A Dual Cross-Attention Graph Learning Framework For Multimodal MRI-Based Major Depressive Disorder Detection

arXiv cs.CV / 4/14/2026

💬 OpinionIdeas & Deep AnalysisModels & Research

Key Points

  • The paper introduces a dual cross-attention multimodal fusion framework that models bidirectional interactions between structural MRI (sMRI) and resting-state fMRI (rs-fMRI) for major depressive disorder (MDD) detection.
  • Experiments on the large-scale REST-meta-MDD dataset evaluate the method with structural and functional brain atlas configurations using 10-fold stratified cross-validation.
  • Results show the proposed approach delivers robust and competitive performance across atlas types and improves over simple feature-level concatenation for functional atlases.
  • The best-performing model reports 84.71% accuracy, 86.42% sensitivity, 82.89% specificity, 84.34% precision, and 85.37% F1-score, highlighting the value of explicitly learning cross-modal relationships.
  • The study argues that cross-modal interaction modeling is critical for multimodal neuroimaging-based classification where single-modality signals are insufficient.

Abstract

Major depressive disorder (MDD) is a prevalent mental disorder associated with complex neurobiological changes that cannot be fully captured using a single imaging modality. The use of multimodal magnetic resonance imaging (MRI) provides a more comprehensive understanding of brain changes by combining structural and functional data. Despite this, the effective integration of these modalities remains challenging. In this study, we propose a dual cross-attention-based multimodal fusion framework that explicitly models bidirectional interactions between structural MRI (sMRI) and resting-state functional MRI (rs-fMRI) representations.

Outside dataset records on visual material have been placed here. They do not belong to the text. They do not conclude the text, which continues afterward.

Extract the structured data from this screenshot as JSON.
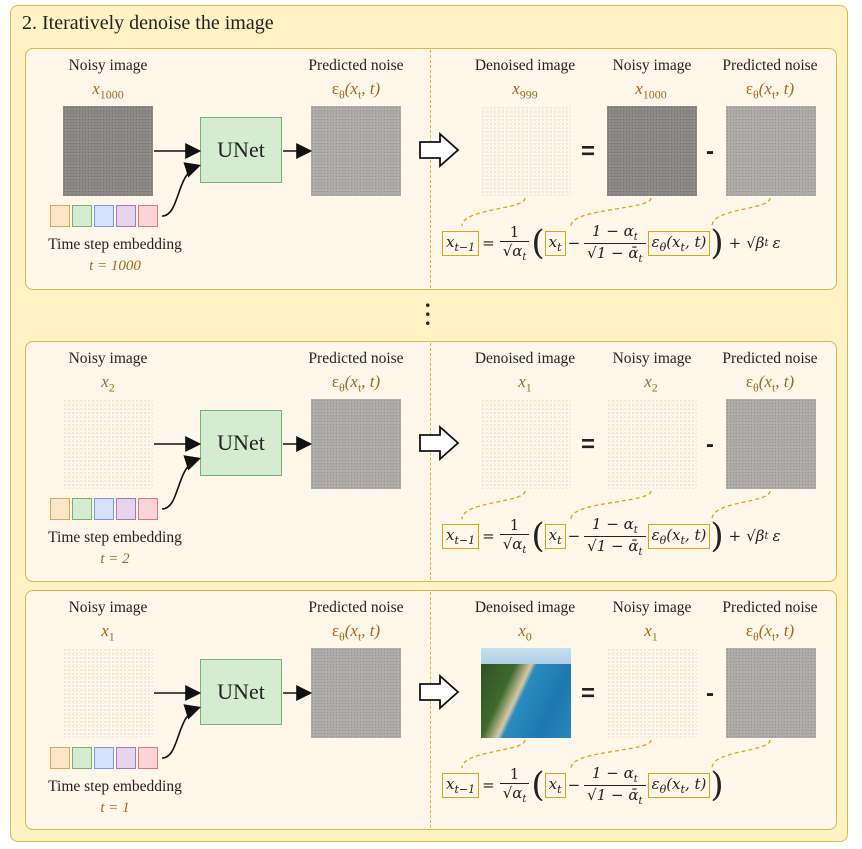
{
  "title": "2. Iteratively denoise the image",
  "labels": {
    "noisy_image": "Noisy image",
    "predicted_noise": "Predicted noise",
    "denoised_image": "Denoised image",
    "unet": "UNet",
    "time_step_embedding": "Time step embedding",
    "eps_symbol": "ε",
    "theta": "θ",
    "eps_args": "(x",
    "eps_sub": "t",
    "eps_close": ", t)",
    "equals": "=",
    "minus": "-"
  },
  "panels": [
    {
      "input_var": "x",
      "input_sub": "1000",
      "t_label": "t = 1000",
      "denoised_var": "x",
      "denoised_sub": "999",
      "rhs_var": "x",
      "rhs_sub": "1000",
      "has_noise_term": true
    },
    {
      "input_var": "x",
      "input_sub": "2",
      "t_label": "t = 2",
      "denoised_var": "x",
      "denoised_sub": "1",
      "rhs_var": "x",
      "rhs_sub": "2",
      "has_noise_term": true
    },
    {
      "input_var": "x",
      "input_sub": "1",
      "t_label": "t = 1",
      "denoised_var": "x",
      "denoised_sub": "0",
      "rhs_var": "x",
      "rhs_sub": "1",
      "has_noise_term": false
    }
  ],
  "formula": {
    "lhs": "x",
    "lhs_sub": "t−1",
    "eq": "=",
    "one": "1",
    "sqrt_alpha": "√α",
    "alpha_sub": "t",
    "xt": "x",
    "xt_sub": "t",
    "minus": "−",
    "one_minus_alpha": "1 − α",
    "sqrt_one_minus_alpha_bar": "√1 − ᾱ",
    "eps_theta": "ε",
    "theta": "θ",
    "eps_args": "(x",
    "eps_args_sub": "t",
    "eps_args_close": ", t)",
    "plus": "+",
    "sqrt_beta": "√β",
    "beta_sub": "t",
    "epsilon": "ε"
  },
  "embedding_colors": [
    {
      "fill": "#fde6c8",
      "stroke": "#d9a94a"
    },
    {
      "fill": "#d5ecd1",
      "stroke": "#72b56a"
    },
    {
      "fill": "#d6e2fb",
      "stroke": "#7a97d9"
    },
    {
      "fill": "#e6d3ec",
      "stroke": "#a67ab8"
    },
    {
      "fill": "#fad4d6",
      "stroke": "#d9767f"
    }
  ]
}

The proposed approach is tested on the large-scale REST-meta-MDD dataset using both structural and functional brain atlas configurations. Numerous experiments conducted under a 10-fold stratified cross-validation demonstrated that the proposed fusion algorithm achieves robust and competitive performance across all atlas types. The proposed method consistently outperforms conventional feature-level concatenation for functional atlases, while maintaining comparable performance for structural atlases. The most effective dual cross-attention multimodal model obtained 84.71% accuracy, 86.42% sensitivity, 82.89% specificity, 84.34% precision, and 85.37% F1-score. These findings emphasize the importance of explicitly modeling cross-modal interactions for multimodal neuroimaging-based MDD classification.